1. That the trial court’s granting of summary judgment on the facts before it was premature;
2. That the leading opinion places too great an emphasis on the Miller case, which is no longer the law in Minnesota after the passage of chapter 302A;
3. That, even if there is merit in the holding of the leading opinion that PJ’s claims are derivative, PJ retains the same rights Winter, its assignor, would have had to bring suit and, on that ground alone, the trial court’s action was erroneous; and
4. That there is not enough in the record in this case to determine what PJ knew and when it knew it. Accordingly, the continuing-wrong exception to the contemporaneous ownership requirement may apply in this case, at least with respect to the Lynn employment contract.

In any event, since the majority agrees that a remand of this case is necessary to determine whether there was a right of first refusal to purchase Viking stock, why not adjudicate all the issues raised in this lawsuit, including:

(1) abuse of corporate control and breach of fiduciary duty by Lynn;
(2) claimed abuse of corporate control and assets by officers and directors;
(3) impropriety and abuse of corporate control in connection with the Lynn employment contract;
(4) the claimed excessive compensation and use of corporate assets for non-corporate use.

I believe that the public is getting fed up with unethical conduct and misuse of funds whether by public officials or business entities which dominate major sporting events paid for by the public both directly and indirectly. In response to these public concerns, the legislature addressed the type of disruptive and manipulative misconduct exhibited in this case by amending chapter 302A, which the leading opinion either choses to ignore or misinterpret. I would reverse the trial court and remand for trial on all issues. Since the trial court must go into great detail on the corporate operations for the past ten years on remand, it would be well advised to consider all issues at that time in the interest of judicial economy.

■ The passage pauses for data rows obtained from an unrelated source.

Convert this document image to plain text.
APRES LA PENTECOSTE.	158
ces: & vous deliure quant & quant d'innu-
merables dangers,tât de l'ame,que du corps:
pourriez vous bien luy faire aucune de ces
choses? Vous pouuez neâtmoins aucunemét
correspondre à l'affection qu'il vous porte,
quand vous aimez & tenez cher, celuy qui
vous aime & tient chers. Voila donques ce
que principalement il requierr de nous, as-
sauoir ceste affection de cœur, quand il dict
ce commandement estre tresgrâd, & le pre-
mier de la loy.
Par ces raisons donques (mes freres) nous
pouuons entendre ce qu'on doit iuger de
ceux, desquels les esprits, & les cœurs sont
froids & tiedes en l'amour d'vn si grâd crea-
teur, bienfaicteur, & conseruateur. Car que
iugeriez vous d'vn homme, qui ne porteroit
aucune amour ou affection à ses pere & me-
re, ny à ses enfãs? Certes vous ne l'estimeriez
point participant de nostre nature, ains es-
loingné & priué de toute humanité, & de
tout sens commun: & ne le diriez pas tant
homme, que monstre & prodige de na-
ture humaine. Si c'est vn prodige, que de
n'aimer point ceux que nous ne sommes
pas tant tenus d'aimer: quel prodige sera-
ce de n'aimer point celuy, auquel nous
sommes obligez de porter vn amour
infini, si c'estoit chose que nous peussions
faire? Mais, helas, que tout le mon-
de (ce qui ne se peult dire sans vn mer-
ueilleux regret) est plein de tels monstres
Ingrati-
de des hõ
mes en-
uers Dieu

. Schreiber involved litigation relating to a contract between the Pennzoil company and its affiliates. Although the lead opinion characterizes Schreiber as "factually strikingly similar” to the present case because of issues relating to the amendment of the contract, majority at 7, it ignores the facts that Schreiber did not involve a closely held corporation and the details of the allegedly wrongful contract were fully disclosed in a prospectus. See Schreiber at 512 & n. 2. Unlike in Schreiber, there is nothing in the record indicating what appellant knew about the Lynn employment contract that justifies granting summary judgment on claims relating to the Lynn contract. Accordingly, the Schreiber analysis simply does not apply.

. Appellant does allege a direct injury as a result of Lynn's negotiation and execution of the agreements surrounding the Boyer trust. Its brief to this court states: "Lynn’s activities in pursuit of his personal enrichment and extension of personal power had the effect of diminishing the value of the shareholders’ (including PJ) investment in the Corporation, and diminishing the ability of PJ as a voting shareholder of the Corporation to exercise influence over its affairs."

. In introducing the 1983 amendment to the House committee, Representative Bob Ellingson stated: "What we’re doing with this bill in some sections is guaranteeing those shareholder rights, especially for minority shareholders.” Hearings on H.F. 1021 before House Commerce and Economic Development Committee, 1983 Minn.Legis., April 19 (audiotape). Other shareholder protections of the 1983 amendments included protection of cumulative voting rights and pre-emptive share purchase rights. See 1983 Minn.Laws ch. 368.

. Under Minnesota law, a closely held corporation is a corporation which does not have more than 35 shareholders. Minn.Stat. § 302A.011, subd. 6a (1988).